The Indigenous Community Corrections Initiative (ICCI) supports grassroots efforts that expand alternatives to custody and support reintegration among Indigenous offenders. A total of $5.21 million will be available from 2023 to 2024 and $12 million ongoing thereafter to support organizations that rehabilitate or reintegrate Indigenous offenders through project development, training, communications, and direct interventions. Applications are open until June 12.
Additionally, the Correctional Service of Canada (CSC) is seeking Expressions of Interest (EOI) from Black and racialized community groups, experts or organizations to address overrepresentation by assisting with safe and successful reintegration.
The first step in this process is building a comprehensive national inventory of organizations that, based on their specific strengths, could work with CSC or Public Safety Canada. Interested parties are invited to submit an EOI to CSC no later than May 15.
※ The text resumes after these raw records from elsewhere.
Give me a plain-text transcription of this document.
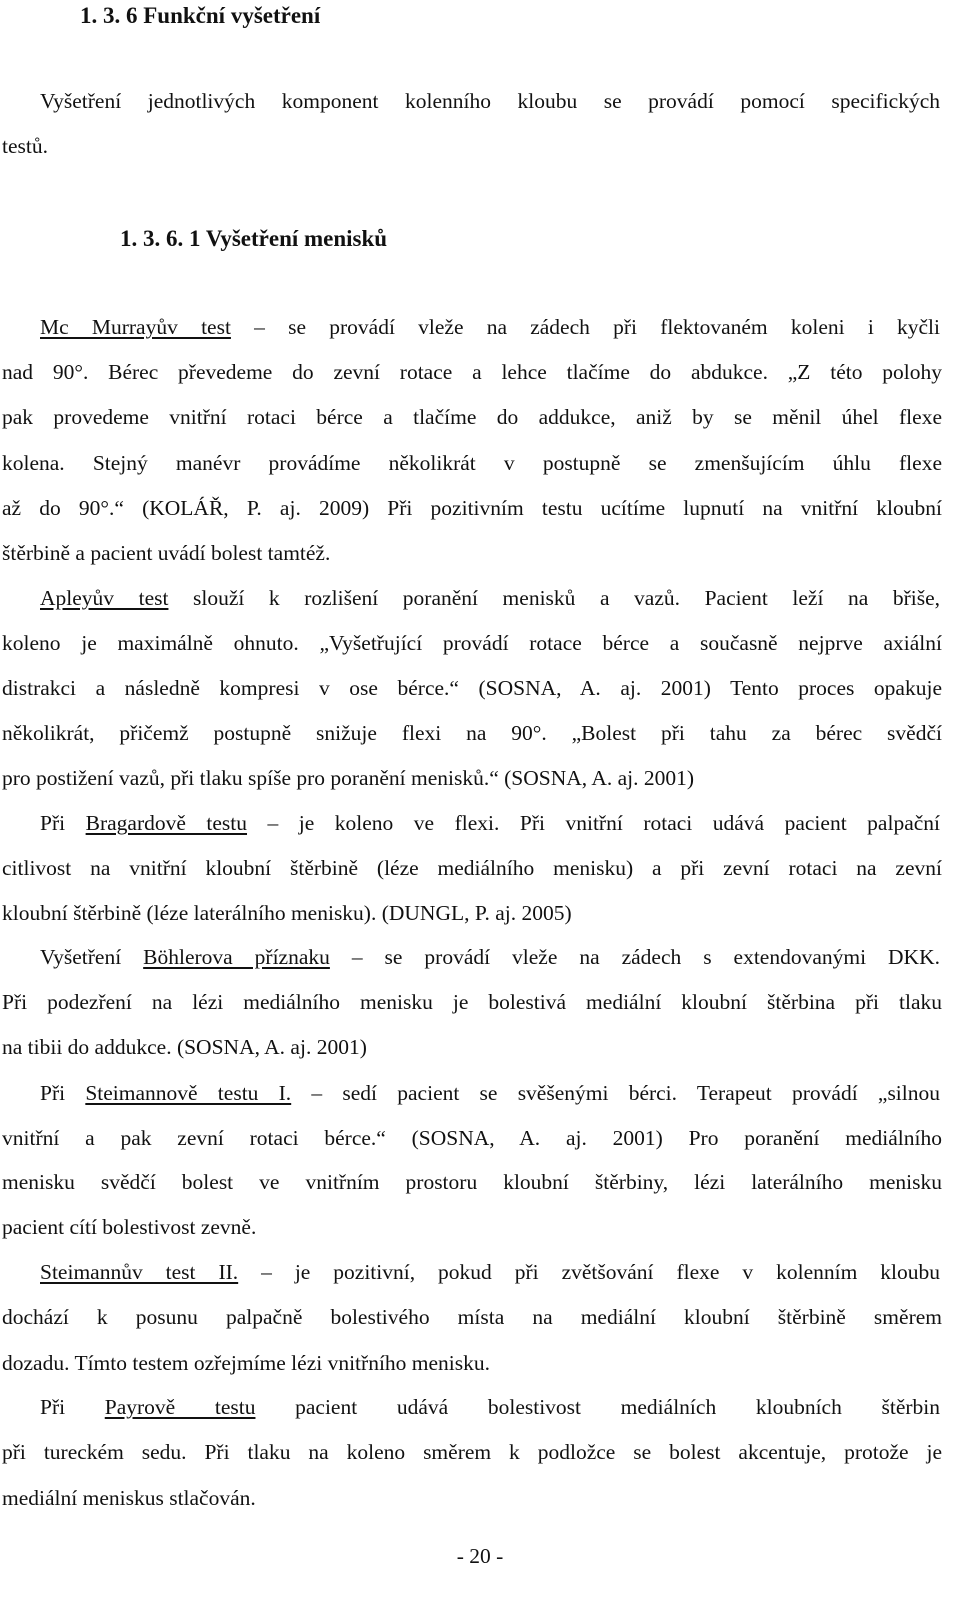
1. 3. 6 Funkční vyšetření

Vyšetření jednotlivých komponent kolenního kloubu se provádí pomocí specifických

testů.

1. 3. 6. 1 Vyšetření menisků

Mc Murrayův test – se provádí vleže na zádech při flektovaném koleni i kyčli

nad 90°. Bérec převedeme do zevní rotace a lehce tlačíme do abdukce. „Z této polohy

pak provedeme vnitřní rotaci bérce a tlačíme do addukce, aniž by se měnil úhel flexe

kolena. Stejný manévr provádíme několikrát v postupně se zmenšujícím úhlu flexe

až do 90°.“ (KOLÁŘ, P. aj. 2009) Při pozitivním testu ucítíme lupnutí na vnitřní kloubní

štěrbině a pacient uvádí bolest tamtéž.

Apleyův test slouží k rozlišení poranění menisků a vazů. Pacient leží na břiše,

koleno je maximálně ohnuto. „Vyšetřující provádí rotace bérce a současně nejprve axiální

distrakci a následně kompresi v ose bérce.“ (SOSNA, A. aj. 2001) Tento proces opakuje

několikrát, přičemž postupně snižuje flexi na 90°. „Bolest při tahu za bérec svědčí

pro postižení vazů, při tlaku spíše pro poranění menisků.“ (SOSNA, A. aj. 2001)

Při Bragardově testu – je koleno ve flexi. Při vnitřní rotaci udává pacient palpační

citlivost na vnitřní kloubní štěrbině (léze mediálního menisku) a při zevní rotaci na zevní

kloubní štěrbině (léze laterálního menisku). (DUNGL, P. aj. 2005)

Vyšetření Böhlerova příznaku – se provádí vleže na zádech s extendovanými DKK.

Při podezření na lézi mediálního menisku je bolestivá mediální kloubní štěrbina při tlaku

na tibii do addukce. (SOSNA, A. aj. 2001)

Při Steimannově testu I. – sedí pacient se svěšenými bérci. Terapeut provádí „silnou

vnitřní a pak zevní rotaci bérce.“ (SOSNA, A. aj. 2001) Pro poranění mediálního

menisku svědčí bolest ve vnitřním prostoru kloubní štěrbiny, lézi laterálního menisku

pacient cítí bolestivost zevně.

Steimannův test II. – je pozitivní, pokud při zvětšování flexe v kolenním kloubu

dochází k posunu palpačně bolestivého místa na mediální kloubní štěrbině směrem

dozadu. Tímto testem ozřejmíme lézi vnitřního menisku.

Při Payrově testu pacient udává bolestivost mediálních kloubních štěrbin

při tureckém sedu. Při tlaku na koleno směrem k podložce se bolest akcentuje, protože je

mediální meniskus stlačován.

- 20 -
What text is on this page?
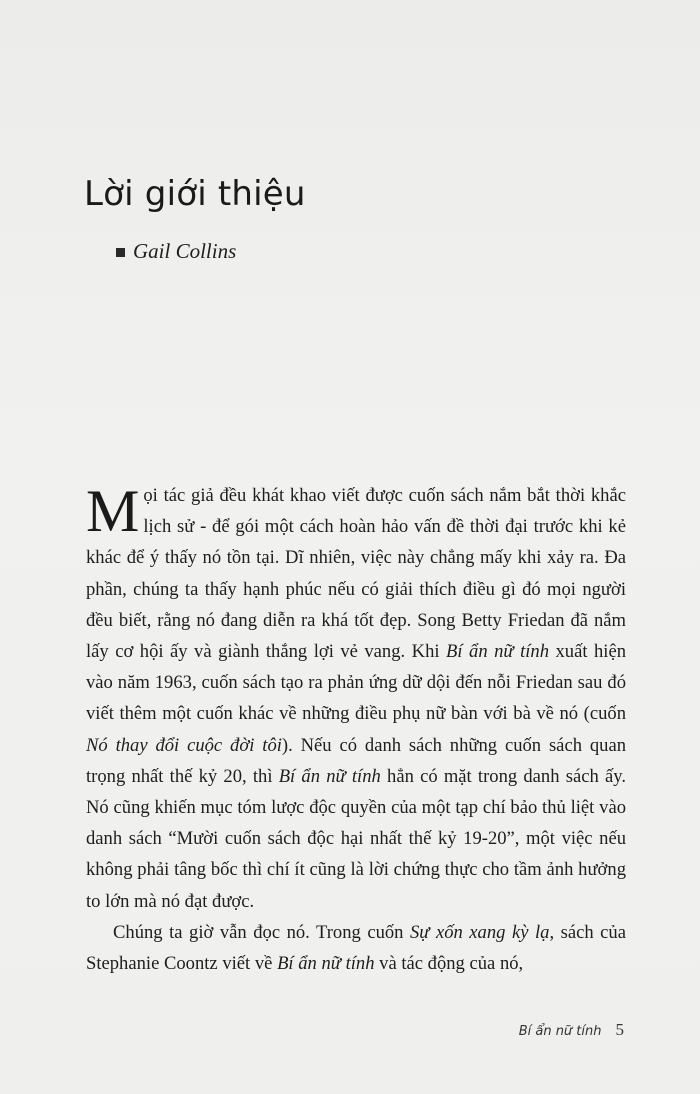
Lời giới thiệu
Gail Collins

M ọi tác giả đều khát khao viết được cuốn sách nắm bắt thời khắc lịch sử - để gói một cách hoàn hảo vấn đề thời đại trước khi kẻ khác để ý thấy nó tồn tại. Dĩ nhiên, việc này chẳng mấy khi xảy ra. Đa phần, chúng ta thấy hạnh phúc nếu có giải thích điều gì đó mọi người đều biết, rằng nó đang diễn ra khá tốt đẹp. Song Betty Friedan đã nắm lấy cơ hội ấy và giành thắng lợi vẻ vang. Khi Bí ẩn nữ tính xuất hiện vào năm 1963, cuốn sách tạo ra phản ứng dữ dội đến nỗi Friedan sau đó viết thêm một cuốn khác về những điều phụ nữ bàn với bà về nó (cuốn Nó thay đổi cuộc đời tôi). Nếu có danh sách những cuốn sách quan trọng nhất thế kỷ 20, thì Bí ẩn nữ tính hẳn có mặt trong danh sách ấy. Nó cũng khiến mục tóm lược độc quyền của một tạp chí bảo thủ liệt vào danh sách “Mười cuốn sách độc hại nhất thế kỷ 19-20”, một việc nếu không phải tâng bốc thì chí ít cũng là lời chứng thực cho tầm ảnh hưởng to lớn mà nó đạt được.

Chúng ta giờ vẫn đọc nó. Trong cuốn Sự xốn xang kỳ lạ, sách của Stephanie Coontz viết về Bí ẩn nữ tính và tác động của nó,

Bí ẩn nữ tính 5
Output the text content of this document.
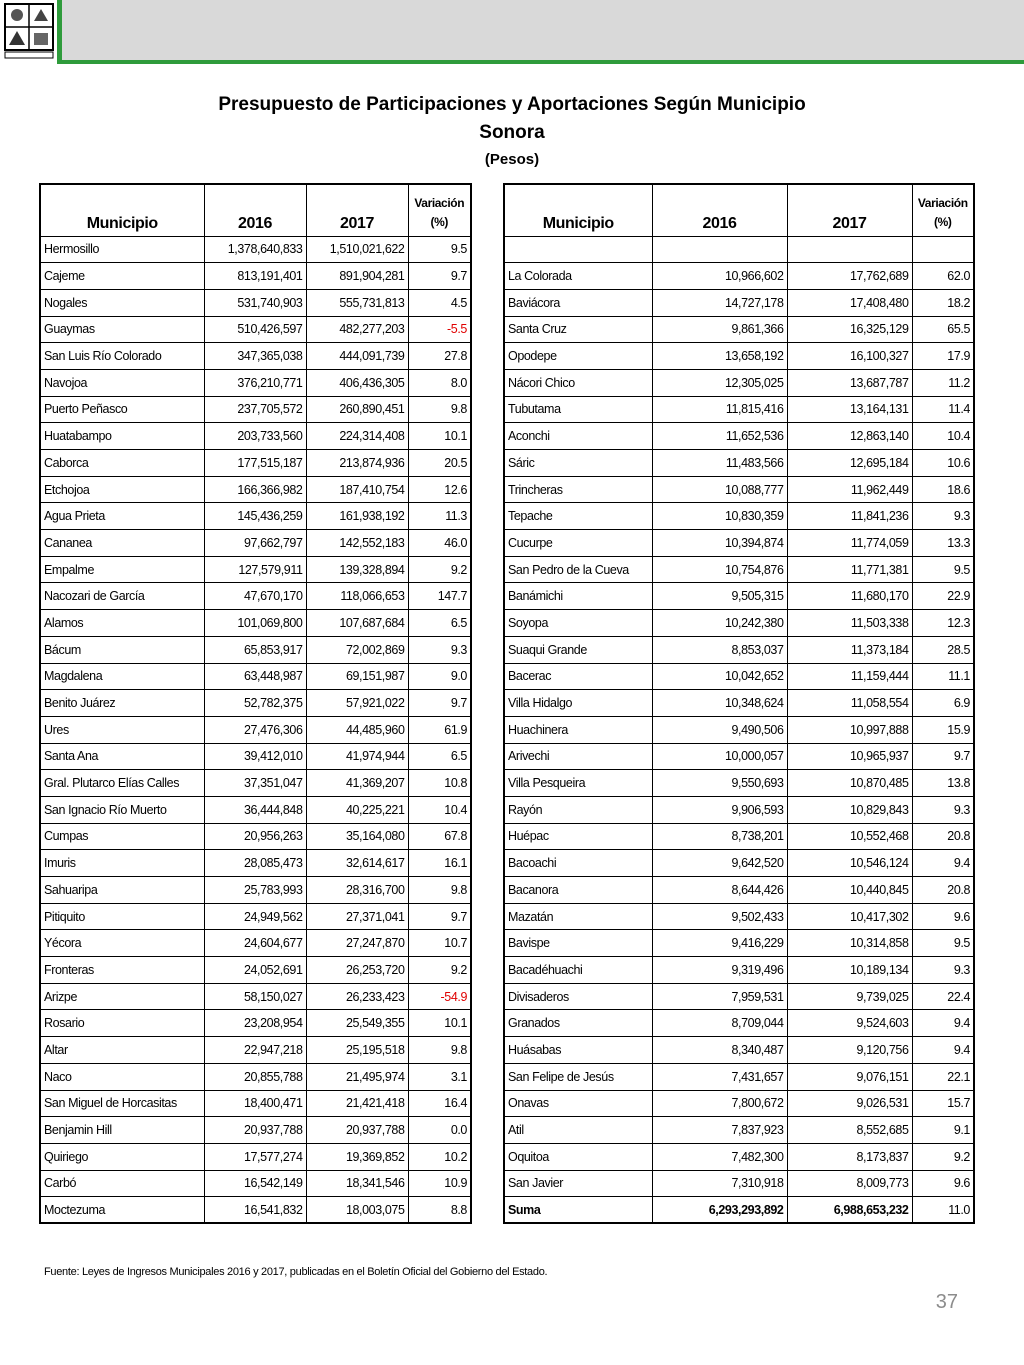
Presupuesto de Participaciones y Aportaciones Según Municipio
Sonora
(Pesos)
Municipio	2016	2017	Variación
(%)
Hermosillo	1,378,640,833	1,510,021,622	9.5
Cajeme	813,191,401	891,904,281	9.7
Nogales	531,740,903	555,731,813	4.5
Guaymas	510,426,597	482,277,203	-5.5
San Luis Río Colorado	347,365,038	444,091,739	27.8
Navojoa	376,210,771	406,436,305	8.0
Puerto Peñasco	237,705,572	260,890,451	9.8
Huatabampo	203,733,560	224,314,408	10.1
Caborca	177,515,187	213,874,936	20.5
Etchojoa	166,366,982	187,410,754	12.6
Agua Prieta	145,436,259	161,938,192	11.3
Cananea	97,662,797	142,552,183	46.0
Empalme	127,579,911	139,328,894	9.2
Nacozari de García	47,670,170	118,066,653	147.7
Alamos	101,069,800	107,687,684	6.5
Bácum	65,853,917	72,002,869	9.3
Magdalena	63,448,987	69,151,987	9.0
Benito Juárez	52,782,375	57,921,022	9.7
Ures	27,476,306	44,485,960	61.9
Santa Ana	39,412,010	41,974,944	6.5
Gral. Plutarco Elías Calles	37,351,047	41,369,207	10.8
San Ignacio Río Muerto	36,444,848	40,225,221	10.4
Cumpas	20,956,263	35,164,080	67.8
Imuris	28,085,473	32,614,617	16.1
Sahuaripa	25,783,993	28,316,700	9.8
Pitiquito	24,949,562	27,371,041	9.7
Yécora	24,604,677	27,247,870	10.7
Fronteras	24,052,691	26,253,720	9.2
Arizpe	58,150,027	26,233,423	-54.9
Rosario	23,208,954	25,549,355	10.1
Altar	22,947,218	25,195,518	9.8
Naco	20,855,788	21,495,974	3.1
San Miguel de Horcasitas	18,400,471	21,421,418	16.4
Benjamin Hill	20,937,788	20,937,788	0.0
Quiriego	17,577,274	19,369,852	10.2
Carbó	16,542,149	18,341,546	10.9
Moctezuma	16,541,832	18,003,075	8.8
Municipio	2016	2017	Variación
(%)

La Colorada	10,966,602	17,762,689	62.0
Baviácora	14,727,178	17,408,480	18.2
Santa Cruz	9,861,366	16,325,129	65.5
Opodepe	13,658,192	16,100,327	17.9
Nácori Chico	12,305,025	13,687,787	11.2
Tubutama	11,815,416	13,164,131	11.4
Aconchi	11,652,536	12,863,140	10.4
Sáric	11,483,566	12,695,184	10.6
Trincheras	10,088,777	11,962,449	18.6
Tepache	10,830,359	11,841,236	9.3
Cucurpe	10,394,874	11,774,059	13.3
San Pedro de la Cueva	10,754,876	11,771,381	9.5
Banámichi	9,505,315	11,680,170	22.9
Soyopa	10,242,380	11,503,338	12.3
Suaqui Grande	8,853,037	11,373,184	28.5
Bacerac	10,042,652	11,159,444	11.1
Villa Hidalgo	10,348,624	11,058,554	6.9
Huachinera	9,490,506	10,997,888	15.9
Arivechi	10,000,057	10,965,937	9.7
Villa Pesqueira	9,550,693	10,870,485	13.8
Rayón	9,906,593	10,829,843	9.3
Huépac	8,738,201	10,552,468	20.8
Bacoachi	9,642,520	10,546,124	9.4
Bacanora	8,644,426	10,440,845	20.8
Mazatán	9,502,433	10,417,302	9.6
Bavispe	9,416,229	10,314,858	9.5
Bacadéhuachi	9,319,496	10,189,134	9.3
Divisaderos	7,959,531	9,739,025	22.4
Granados	8,709,044	9,524,603	9.4
Huásabas	8,340,487	9,120,756	9.4
San Felipe de Jesús	7,431,657	9,076,151	22.1
Onavas	7,800,672	9,026,531	15.7
Atil	7,837,923	8,552,685	9.1
Oquitoa	7,482,300	8,173,837	9.2
San Javier	7,310,918	8,009,773	9.6
Suma	6,293,293,892	6,988,653,232	11.0
Fuente: Leyes de Ingresos Municipales 2016 y 2017, publicadas en el Boletín Oficial del Gobierno del Estado.
37
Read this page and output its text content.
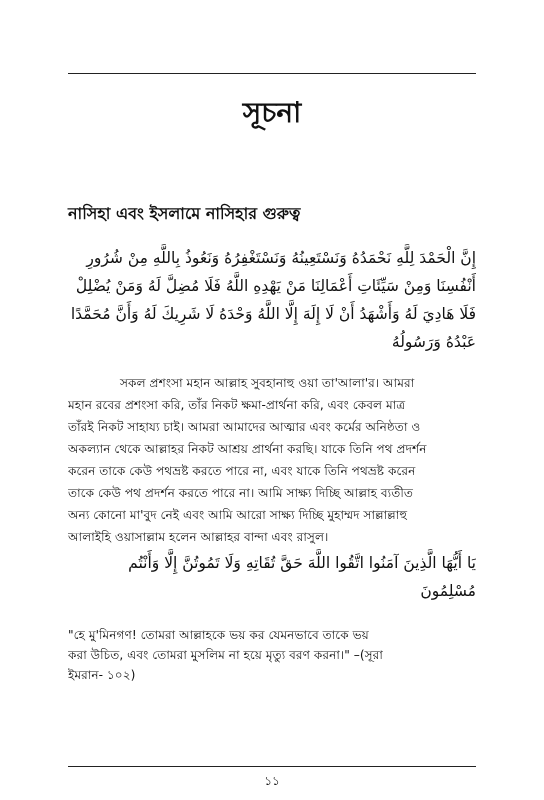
সূচনা
নাসিহা এবং ইসলামে নাসিহার গুরুত্ব
إِنَّ الْحَمْدَ لِلَّهِ نَحْمَدُهُ وَنَسْتَعِينُهُ وَنَسْتَغْفِرُهُ وَنَعُوذُ بِاللَّهِ مِنْ شُرُورِ
أَنْفُسِنَا وَمِنْ سَيِّئَاتِ أَعْمَالِنَا مَنْ يَهْدِهِ اللَّهُ فَلَا مُضِلَّ لَهُ وَمَنْ يُضْلِلْ
فَلَا هَادِيَ لَهُ وَأَشْهَدُ أَنْ لَا إِلَهَ إِلَّا اللَّهُ وَحْدَهُ لَا شَرِيكَ لَهُ وَأَنَّ مُحَمَّدًا
عَبْدُهُ وَرَسُولُهُ
সকল প্রশংসা মহান আল্লাহ সুবহানাহু ওয়া তা'আলা'র। আমরা
মহান রবের প্রশংসা করি, তাঁর নিকট ক্ষমা-প্রার্থনা করি, এবং কেবল মাত্র
তাঁরই নিকট সাহায্য চাই। আমরা আমাদের আত্মার এবং কর্মের অনিষ্ঠতা ও
অকল্যান থেকে আল্লাহর নিকট আশ্রয় প্রার্থনা করছি। যাকে তিনি পথ প্রদর্শন
করেন তাকে কেউ পথভ্রষ্ট করতে পারে না, এবং যাকে তিনি পথভ্রষ্ট করেন
তাকে কেউ পথ প্রদর্শন করতে পারে না। আমি সাক্ষ্য দিচ্ছি আল্লাহ ব্যতীত
অন্য কোনো মা'বুদ নেই এবং আমি আরো সাক্ষ্য দিচ্ছি মুহাম্মদ সাল্লাল্লাহু
আলাইহি ওয়াসাল্লাম হলেন আল্লাহর বান্দা এবং রাসুল।
يَا أَيُّهَا الَّذِينَ آمَنُوا اتَّقُوا اللَّهَ حَقَّ تُقَاتِهِ وَلَا تَمُوتُنَّ إِلَّا وَأَنْتُم
مُسْلِمُونَ
"হে মু'মিনগণ! তোমরা আল্লাহকে ভয় কর যেমনভাবে তাকে ভয়
করা উচিত, এবং তোমরা মুসলিম না হয়ে মৃত্যু বরণ করনা।" –(সূরা
ইমরান- ১০২)
১১
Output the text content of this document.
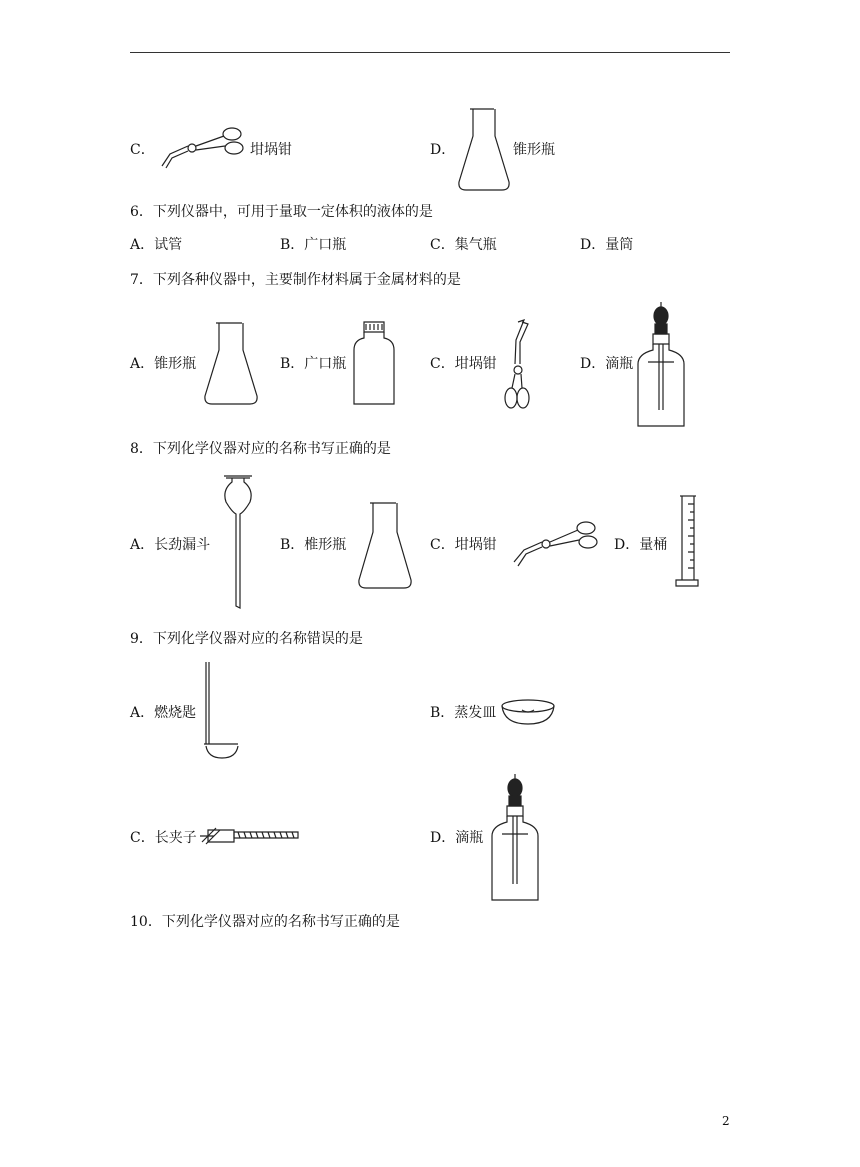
C．	坩埚钳	D．	锥形瓶
6．下列仪器中，可用于量取一定体积的液体的是
A．试管	B．广口瓶	C．集气瓶	D．量筒
7．下列各种仪器中，主要制作材料属于金属材料的是
A．锥形瓶	B．广口瓶	C．坩埚钳	D．滴瓶
8．下列化学仪器对应的名称书写正确的是
A．长劲漏斗	B．椎形瓶	C．坩埚钳	D．量桶
9．下列化学仪器对应的名称错误的是
A．燃烧匙	B．蒸发皿
C．长夹子	D．滴瓶
10．下列化学仪器对应的名称书写正确的是
2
These efforts build on the Government of Canada’s ongoing efforts to address the overrepresentation of Indigenous, Black, and racialized people in the criminal justice system. This work involves a wide range of steps, from passing legislation that addresses harmful mandatory minimum sentences to significantly cutting the fee for a record suspension.
“CSC has been working with community partners for many years. With this EOI, we are providing an opportunity for new groups and experts to come forward, especially in light of our increased efforts to better support Black, ethnocultural, and racialized offenders. As we work to positively change lives and keep Canadians safe, it is a priority for us to increase access to culturally-sensitive, diverse and inclusive interventions, programs and services,” said Anne Kelly, commissioner, Correctional Service of Canada.